Il sindaco di Vibo Valentia, Maria Limardo, ha affrontato nel pomeriggio odierno, nella sala giunta del palazzo municipale, il nodo della gestione della raccolta rifiuti nella città. E lo ha fatto, con tanto di diretta facebook, insieme all'assessore all'Ambiente Vincenzo Bruni ed al titolare della delega ai Lavori pubblici Giovanni Russo.

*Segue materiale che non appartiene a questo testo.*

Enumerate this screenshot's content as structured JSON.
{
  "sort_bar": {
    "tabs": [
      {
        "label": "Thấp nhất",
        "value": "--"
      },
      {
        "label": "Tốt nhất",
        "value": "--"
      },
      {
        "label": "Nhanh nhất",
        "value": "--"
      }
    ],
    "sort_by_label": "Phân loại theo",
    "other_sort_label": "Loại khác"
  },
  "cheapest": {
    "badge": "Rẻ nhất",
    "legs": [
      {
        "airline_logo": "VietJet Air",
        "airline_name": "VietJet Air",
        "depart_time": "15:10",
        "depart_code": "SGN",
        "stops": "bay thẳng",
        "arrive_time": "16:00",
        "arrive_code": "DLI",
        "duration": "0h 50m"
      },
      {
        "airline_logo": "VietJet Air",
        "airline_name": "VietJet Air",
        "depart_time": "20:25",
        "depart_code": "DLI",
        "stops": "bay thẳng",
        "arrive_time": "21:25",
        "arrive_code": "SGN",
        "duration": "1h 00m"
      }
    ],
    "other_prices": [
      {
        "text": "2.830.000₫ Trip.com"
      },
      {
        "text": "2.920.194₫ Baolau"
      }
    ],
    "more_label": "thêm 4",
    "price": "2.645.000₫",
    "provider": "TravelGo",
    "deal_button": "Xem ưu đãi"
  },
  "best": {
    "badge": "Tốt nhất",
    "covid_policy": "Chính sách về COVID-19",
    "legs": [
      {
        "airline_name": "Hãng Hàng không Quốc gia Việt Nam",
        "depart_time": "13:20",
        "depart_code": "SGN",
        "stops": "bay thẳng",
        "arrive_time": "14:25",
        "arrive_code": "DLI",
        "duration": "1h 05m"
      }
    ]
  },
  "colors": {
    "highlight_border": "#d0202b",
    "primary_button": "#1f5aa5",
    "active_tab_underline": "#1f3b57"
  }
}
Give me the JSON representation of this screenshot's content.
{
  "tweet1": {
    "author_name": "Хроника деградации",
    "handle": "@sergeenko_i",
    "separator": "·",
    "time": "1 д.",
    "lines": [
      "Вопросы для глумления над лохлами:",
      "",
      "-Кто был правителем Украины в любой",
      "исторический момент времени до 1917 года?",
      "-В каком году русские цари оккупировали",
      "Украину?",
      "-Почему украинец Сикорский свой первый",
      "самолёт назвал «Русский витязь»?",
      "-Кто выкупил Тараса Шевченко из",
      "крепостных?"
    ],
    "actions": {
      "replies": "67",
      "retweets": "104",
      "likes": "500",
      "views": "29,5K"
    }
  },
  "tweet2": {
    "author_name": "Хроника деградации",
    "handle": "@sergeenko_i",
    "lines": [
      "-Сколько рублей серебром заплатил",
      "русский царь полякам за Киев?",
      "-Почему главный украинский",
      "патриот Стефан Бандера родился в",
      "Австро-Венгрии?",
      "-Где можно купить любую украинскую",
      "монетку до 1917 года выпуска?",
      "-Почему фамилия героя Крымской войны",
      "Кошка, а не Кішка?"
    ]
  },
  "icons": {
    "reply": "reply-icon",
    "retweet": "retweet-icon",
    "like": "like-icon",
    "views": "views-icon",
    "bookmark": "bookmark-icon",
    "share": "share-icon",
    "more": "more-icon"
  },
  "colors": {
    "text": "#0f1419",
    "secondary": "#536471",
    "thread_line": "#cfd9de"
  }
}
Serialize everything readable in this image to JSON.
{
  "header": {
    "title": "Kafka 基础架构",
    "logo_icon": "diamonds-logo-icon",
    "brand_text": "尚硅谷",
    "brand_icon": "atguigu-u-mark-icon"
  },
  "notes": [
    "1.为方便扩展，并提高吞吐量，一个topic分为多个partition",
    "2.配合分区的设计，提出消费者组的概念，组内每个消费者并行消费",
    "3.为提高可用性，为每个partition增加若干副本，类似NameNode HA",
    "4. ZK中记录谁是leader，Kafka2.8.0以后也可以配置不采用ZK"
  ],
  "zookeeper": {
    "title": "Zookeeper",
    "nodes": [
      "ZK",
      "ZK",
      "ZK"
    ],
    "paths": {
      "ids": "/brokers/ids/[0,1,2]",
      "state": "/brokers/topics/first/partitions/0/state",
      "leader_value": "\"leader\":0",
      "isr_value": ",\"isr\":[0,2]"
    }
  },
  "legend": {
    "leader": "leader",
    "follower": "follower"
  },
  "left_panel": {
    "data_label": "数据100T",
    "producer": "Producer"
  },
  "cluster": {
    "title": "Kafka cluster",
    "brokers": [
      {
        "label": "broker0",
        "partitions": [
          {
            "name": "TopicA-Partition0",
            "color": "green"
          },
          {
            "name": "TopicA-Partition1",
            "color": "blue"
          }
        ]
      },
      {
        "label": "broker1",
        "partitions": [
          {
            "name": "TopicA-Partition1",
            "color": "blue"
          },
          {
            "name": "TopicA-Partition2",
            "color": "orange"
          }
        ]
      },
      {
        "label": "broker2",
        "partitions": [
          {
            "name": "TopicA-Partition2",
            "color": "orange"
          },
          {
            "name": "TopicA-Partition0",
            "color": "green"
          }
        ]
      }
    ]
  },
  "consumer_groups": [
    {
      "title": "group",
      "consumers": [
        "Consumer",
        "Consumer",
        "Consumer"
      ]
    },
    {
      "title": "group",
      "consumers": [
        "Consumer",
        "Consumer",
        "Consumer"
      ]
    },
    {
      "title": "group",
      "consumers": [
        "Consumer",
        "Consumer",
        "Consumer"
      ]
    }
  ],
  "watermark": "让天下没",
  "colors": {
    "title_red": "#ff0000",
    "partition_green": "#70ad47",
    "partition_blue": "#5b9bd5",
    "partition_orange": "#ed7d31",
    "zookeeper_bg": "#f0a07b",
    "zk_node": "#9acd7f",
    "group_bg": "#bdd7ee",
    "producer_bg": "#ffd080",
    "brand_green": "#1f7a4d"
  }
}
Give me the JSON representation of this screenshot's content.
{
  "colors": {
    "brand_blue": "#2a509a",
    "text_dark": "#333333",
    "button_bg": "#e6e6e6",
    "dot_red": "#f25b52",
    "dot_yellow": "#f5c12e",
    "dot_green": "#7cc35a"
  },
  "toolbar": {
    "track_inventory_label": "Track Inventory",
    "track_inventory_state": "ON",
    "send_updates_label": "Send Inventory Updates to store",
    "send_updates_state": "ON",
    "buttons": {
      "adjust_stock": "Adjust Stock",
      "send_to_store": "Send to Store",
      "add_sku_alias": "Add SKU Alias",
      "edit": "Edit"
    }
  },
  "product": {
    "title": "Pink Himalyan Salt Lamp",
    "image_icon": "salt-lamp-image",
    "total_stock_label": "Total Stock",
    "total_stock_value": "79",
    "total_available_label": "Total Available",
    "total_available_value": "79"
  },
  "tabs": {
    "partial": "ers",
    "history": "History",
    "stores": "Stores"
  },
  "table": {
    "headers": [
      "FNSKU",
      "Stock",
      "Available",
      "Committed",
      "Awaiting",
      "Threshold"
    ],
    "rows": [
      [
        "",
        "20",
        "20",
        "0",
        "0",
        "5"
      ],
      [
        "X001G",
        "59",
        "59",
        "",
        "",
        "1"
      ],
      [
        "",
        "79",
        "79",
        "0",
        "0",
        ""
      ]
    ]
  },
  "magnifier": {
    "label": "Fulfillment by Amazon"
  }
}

Quattro le questioni affrontate: in primis l'emergenza rifiuti determinata, a giudizio del primo cittadino, da problemi tra la Regione e la Sovreko, in tutta la Calabria e non solo a Vibo. Problema risolto, visto che ormai la città è sulla via della normalizzazione.
In secondo luogo, Maria Limardo si è soffermata sul difficile rapporto con la Dusty, la società che gestisce la raccolta differenziata e il verde pubblico. Società già ripetutamente multata per i disservizi creati. Il sindaco ha, poi, puntualizzato che si sta valutando se inserire o meno nel nuovo capitolato d'appalto la clausola sociale che impone all'azienda subentrante l'obbligo di riassumere tutti gli operai.
Quanto all'impianto di trattamento, si cambierà strada rispetto all'amministrazione Costa. E i fondi verranno utilizzati, pareri tecnici permettendo, per realizzare l'impianto nel territorio di Sant'Onofrio e non per ampliare quello di Lamezia Terme. Entro dicembre, infine, saranno pronte le isole ecologiche e gli ecocentri su tutto il territorio cittadino.